Mr. Speaker, I stand in the House today to speak to our government's continued support for sonograph services to ensure better maternal and child health outcomes for first nations in northwestern Ontario.
This year alone our government is investing over $23 million to support healthy child development programming and services in first nation communities in Ontario. The maternal child health program specifically has received $4 million in the 2014-15 fiscal year.
In addition to the maternal child health program, Canada also invests $2 million per year in the Canada prenatal nutrition program for first nations in Ontario. This program focuses on pregnant women and women with infants up to 12 months of age, supporting activities related to nutrition screening, education and counselling, maternal nourishment and breastfeeding promotion and support.
Our government also supports a number of other programs and services related to maternal and child health for first nations in Ontario. These include the aboriginal head start on reserve program, the fetal alcohol spectrum disorder program and the children's oral health initiative.
This support is paying off. Indeed, we are seeing significant improvements in first nation communities with this programming, such as higher proportions of first nation children being breastfed for longer than six months, and increased screening for developmental milestones, prenatal risk factors and existing health conditions.

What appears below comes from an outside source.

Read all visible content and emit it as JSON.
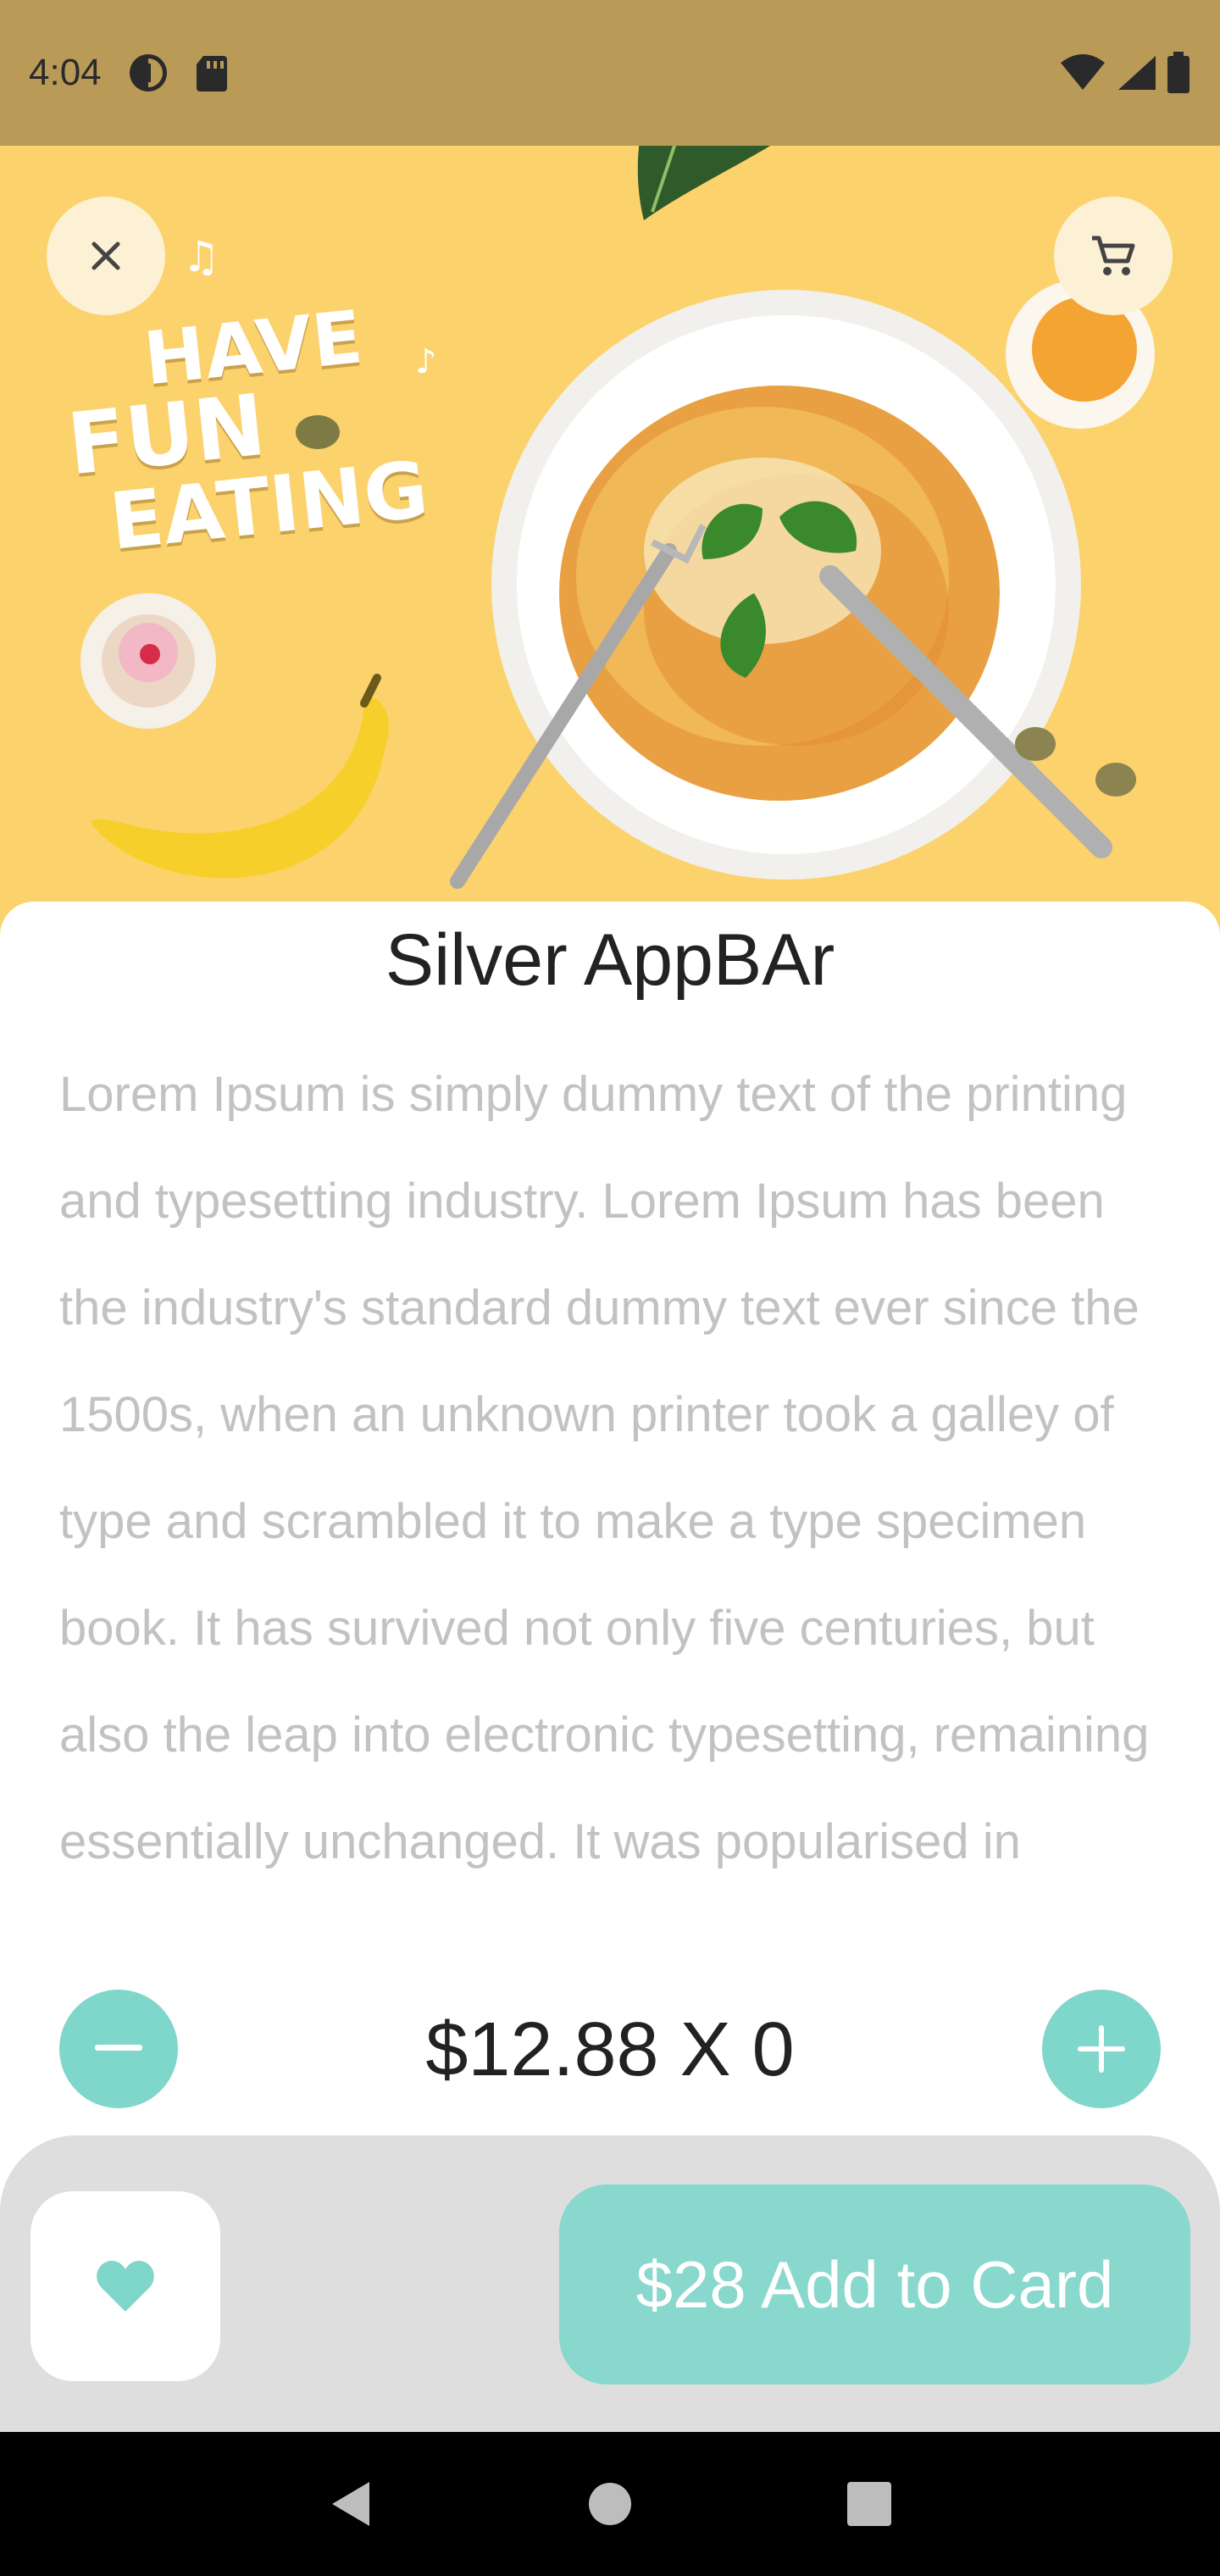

Specifically on the issue of the provision of ultrasounds, through the maternal child health program, Health Canada funds the Sioux Lookout Meno Ya Win Health Centre to provide ultrasound services to remote communities in northwestern Ontario, including travel for a sonographer to perform the ultrasounds.
In response to the questions posed by the official opposition's deputy critic for aboriginal health, under the arrangement with the health centre, if the current sonographer retires, it is expected that the health centre will undergo a recruitment strategy to ensure continued ultrasound-sonography services.
Further, the deputy critic had concerns over the weight of the equipment, suggesting that it could adversely affect qualified women from being recruited. I understand that the previous mobile unit weighed in excess of 100 pounds. However, Health Canada invested in a new unit in 2013, which weighs approximately 10 to15 pounds.
Regarding concerns about the weight of additional supplies that are also carried from community to community, I understand that it is possible that a stock supply of support items, such as paperwork, ultrasound bags and scan gel, be sent to the communities in advance and that Health Canada's nursing stations are willing to hold these supplies for the sonographer's use exclusively.
I understand that the sonographer must also carry a cart, which holds the ultrasound equipment during a procedure, from community to community. To further reduce the weight burden for the sonographer, my departmental officials will open a dialogue with the Sioux Lookout Meno Ya Win Health Centre to explore options for purchasing sonography carts which can remain on site in high volume communities.
Regarding options other than having the sonographer travel, the option of bringing clients to a central location for scans is not an ideal resolution to this issue. For example, in 2013-14, through funding provided by Health Canada, the sonographer made 35 trips to remote communities in northwestern Ontario and conducted 634 ultrasounds. It would be more cost-effective and efficient for the sonographer to travel than for the clients to travel.
Purchasing ultrasound equipment for each of the remote communities would also not result in actual savings, as a sonographer would still be required to travel to the community to perform the procedure. Moreover, there would be costs associated with maintaining the equipment.
The current system of having the sonographer carry the equipment to the community, even though it may result in overweight baggage charges, is still more cost-effective.
In closing, our Government remains committed to working with our partners to improve the health outcomes for these women.